I instantly discounted the Sony because I know people with Sony laptops and phones. They are always slightly bespoke and never quite work as well as the standard operating system.
The Nokia was intriguing. I owned and liked one of the very first HTC Windows phones several years ago. The two people I know with modern Nokia/ Windows passionately try converting everyone else to the platform, however the app store doesn’t include some of my favourite and most used apps. It’s interesting how I chose a work phone based on the consumer apps. I even went to the support forums of those apps and saw users begging for Windows releases, but without any response.
I asked around and came to the conclusion to go for the Samsung.
Firstly, it’s nice having a phone so responsive. And the screen is incredibly, vividly clear. The phone is physically larger than any other smartphone I’ve seen, although I like it. It’s more like a mini tablet, and considering I don’t have a tablet, its nice having such a large screen.
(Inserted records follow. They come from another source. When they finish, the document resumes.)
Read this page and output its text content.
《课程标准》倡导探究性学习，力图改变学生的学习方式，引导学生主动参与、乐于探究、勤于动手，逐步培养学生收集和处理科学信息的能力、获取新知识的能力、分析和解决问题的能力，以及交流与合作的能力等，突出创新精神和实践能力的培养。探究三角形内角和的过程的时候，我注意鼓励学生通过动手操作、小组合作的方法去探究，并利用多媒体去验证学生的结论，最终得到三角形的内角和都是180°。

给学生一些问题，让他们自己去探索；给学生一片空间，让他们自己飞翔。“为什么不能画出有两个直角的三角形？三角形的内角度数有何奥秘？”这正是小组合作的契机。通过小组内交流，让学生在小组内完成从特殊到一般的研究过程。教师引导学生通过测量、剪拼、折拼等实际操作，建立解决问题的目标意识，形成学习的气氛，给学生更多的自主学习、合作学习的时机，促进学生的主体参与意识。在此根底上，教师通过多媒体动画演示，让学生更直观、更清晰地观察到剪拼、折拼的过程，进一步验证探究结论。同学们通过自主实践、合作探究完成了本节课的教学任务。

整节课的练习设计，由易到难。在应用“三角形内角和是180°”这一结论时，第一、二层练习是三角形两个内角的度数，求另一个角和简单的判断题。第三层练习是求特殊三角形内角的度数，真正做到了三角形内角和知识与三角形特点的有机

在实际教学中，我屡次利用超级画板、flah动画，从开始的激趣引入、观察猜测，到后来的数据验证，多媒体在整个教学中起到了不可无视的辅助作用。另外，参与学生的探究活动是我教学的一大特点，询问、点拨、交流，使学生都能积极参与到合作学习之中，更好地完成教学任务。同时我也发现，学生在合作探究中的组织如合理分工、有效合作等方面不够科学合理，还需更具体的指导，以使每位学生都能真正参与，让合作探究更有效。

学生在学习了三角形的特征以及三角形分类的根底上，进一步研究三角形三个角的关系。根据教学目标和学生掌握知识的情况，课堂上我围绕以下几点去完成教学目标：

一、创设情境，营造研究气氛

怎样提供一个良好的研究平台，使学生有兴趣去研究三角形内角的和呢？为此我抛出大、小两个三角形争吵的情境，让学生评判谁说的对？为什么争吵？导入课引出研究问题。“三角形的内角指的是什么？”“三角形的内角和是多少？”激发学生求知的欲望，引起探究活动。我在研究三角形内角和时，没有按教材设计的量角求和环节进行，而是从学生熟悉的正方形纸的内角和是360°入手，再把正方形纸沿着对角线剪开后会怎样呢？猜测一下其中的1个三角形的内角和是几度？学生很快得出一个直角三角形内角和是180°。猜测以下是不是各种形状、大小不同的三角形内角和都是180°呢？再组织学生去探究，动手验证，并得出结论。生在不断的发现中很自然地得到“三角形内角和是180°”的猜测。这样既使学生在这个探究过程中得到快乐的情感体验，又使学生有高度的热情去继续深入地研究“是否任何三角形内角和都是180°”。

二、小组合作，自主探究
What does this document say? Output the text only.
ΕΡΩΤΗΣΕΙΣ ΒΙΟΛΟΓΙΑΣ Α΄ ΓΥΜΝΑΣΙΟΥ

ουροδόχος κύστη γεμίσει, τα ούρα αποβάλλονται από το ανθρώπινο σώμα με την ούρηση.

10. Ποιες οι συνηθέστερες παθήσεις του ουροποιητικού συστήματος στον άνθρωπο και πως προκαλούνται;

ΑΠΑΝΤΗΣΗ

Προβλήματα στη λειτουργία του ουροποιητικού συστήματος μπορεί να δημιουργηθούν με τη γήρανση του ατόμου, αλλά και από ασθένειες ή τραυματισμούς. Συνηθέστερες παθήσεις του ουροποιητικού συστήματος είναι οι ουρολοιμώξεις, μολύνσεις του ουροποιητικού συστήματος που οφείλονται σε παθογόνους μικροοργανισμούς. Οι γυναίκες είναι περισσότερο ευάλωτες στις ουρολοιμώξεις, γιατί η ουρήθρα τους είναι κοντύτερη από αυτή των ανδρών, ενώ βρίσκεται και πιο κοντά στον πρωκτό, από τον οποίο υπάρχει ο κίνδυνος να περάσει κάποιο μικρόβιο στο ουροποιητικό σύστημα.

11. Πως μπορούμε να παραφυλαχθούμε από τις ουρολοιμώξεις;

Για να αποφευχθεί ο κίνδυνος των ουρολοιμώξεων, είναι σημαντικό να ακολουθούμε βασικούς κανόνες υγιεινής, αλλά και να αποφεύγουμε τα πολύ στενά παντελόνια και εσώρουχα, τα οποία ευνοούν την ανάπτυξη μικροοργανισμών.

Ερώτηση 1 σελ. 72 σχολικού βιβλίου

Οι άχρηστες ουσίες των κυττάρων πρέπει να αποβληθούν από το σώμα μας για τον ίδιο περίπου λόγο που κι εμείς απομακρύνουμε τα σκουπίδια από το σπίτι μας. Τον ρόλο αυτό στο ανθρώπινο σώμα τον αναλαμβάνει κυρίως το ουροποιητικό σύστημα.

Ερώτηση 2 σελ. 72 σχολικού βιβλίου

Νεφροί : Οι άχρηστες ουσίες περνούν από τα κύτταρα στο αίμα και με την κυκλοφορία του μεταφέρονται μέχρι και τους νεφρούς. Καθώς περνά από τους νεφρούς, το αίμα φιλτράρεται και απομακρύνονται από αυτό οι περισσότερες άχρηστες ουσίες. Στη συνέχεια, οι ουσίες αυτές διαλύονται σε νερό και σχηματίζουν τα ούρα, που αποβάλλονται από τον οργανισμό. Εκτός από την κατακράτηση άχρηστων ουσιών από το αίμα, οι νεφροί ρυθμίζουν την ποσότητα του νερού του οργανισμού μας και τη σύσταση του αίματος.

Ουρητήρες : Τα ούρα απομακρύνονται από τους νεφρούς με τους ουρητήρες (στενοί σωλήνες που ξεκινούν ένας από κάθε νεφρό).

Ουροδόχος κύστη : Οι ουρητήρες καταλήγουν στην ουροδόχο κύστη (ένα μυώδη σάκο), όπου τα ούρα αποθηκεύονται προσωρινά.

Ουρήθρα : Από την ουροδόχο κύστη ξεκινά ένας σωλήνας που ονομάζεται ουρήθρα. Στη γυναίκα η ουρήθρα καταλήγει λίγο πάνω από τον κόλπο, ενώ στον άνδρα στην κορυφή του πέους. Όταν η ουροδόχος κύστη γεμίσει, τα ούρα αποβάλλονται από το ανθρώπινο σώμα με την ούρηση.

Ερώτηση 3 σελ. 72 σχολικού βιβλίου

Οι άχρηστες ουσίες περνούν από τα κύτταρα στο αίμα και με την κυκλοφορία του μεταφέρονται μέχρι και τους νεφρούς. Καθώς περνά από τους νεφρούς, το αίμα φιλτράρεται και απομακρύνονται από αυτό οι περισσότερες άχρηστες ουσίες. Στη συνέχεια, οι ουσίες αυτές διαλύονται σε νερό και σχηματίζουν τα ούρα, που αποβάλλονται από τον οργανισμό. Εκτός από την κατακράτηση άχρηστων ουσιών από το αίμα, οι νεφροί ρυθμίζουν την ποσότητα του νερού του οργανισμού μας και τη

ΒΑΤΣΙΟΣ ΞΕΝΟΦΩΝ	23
There are some downsides. After three weeks of use, and I still make loads of mistakes on the keyboard. The space bar seems to be in the wrong position because I join words together with a ‘b’ instead of separating them with a space.
And my big bugbear is that Samsung lost a patent to Apple over the use of showing misspelt words with a red underline. Having been used to this on word processors, web browsers and all previous phones that I can think of, and overusing the ‘b’ key, my email recipients must think I’ve become illiterate in the last month.
The App Store (sorry, ‘Play’) is comprehensive and easy to use – within an hour I’d downloaded all the apps that I’d used on my iPhone. The difference is that on Android, the icons appear in a mess rather than the nice layout of the iPhone. Another hour later and the apps were organised quicker than you can say ‘OCD’.
One of the nice features is that all photos are automatically uploaded to a Dropbox account. To me, this is real consumer cloud functionality because it makes the data more portable, rather than Apple’s iCloud, which isn’t portable, and to this day I still can’t delete my Apple ID.
I like the notifications interface. Whereas Apple displays notifications for each app (with the red circle), Android is more subtle with small icons at the top of the screen, and a scroll down action shows the detail behind the notifications.
Apparently the Samsung is compatible with Vodafone’s 4G network, however the network itself isn’t ready yet. One of my colleagues at work who has a personal iPhone 5 on EE has faster Internet speeds using 4G than I get using Sky broadband Unlimited at home.
In summary, I’m happy with the Samsung because it’s so much quicker than The Classic, but having a super-modern phone that’s predominantly used for emails without a spell checker is more than a hindrance. However I would have much, much rather taken the new iPhone 5.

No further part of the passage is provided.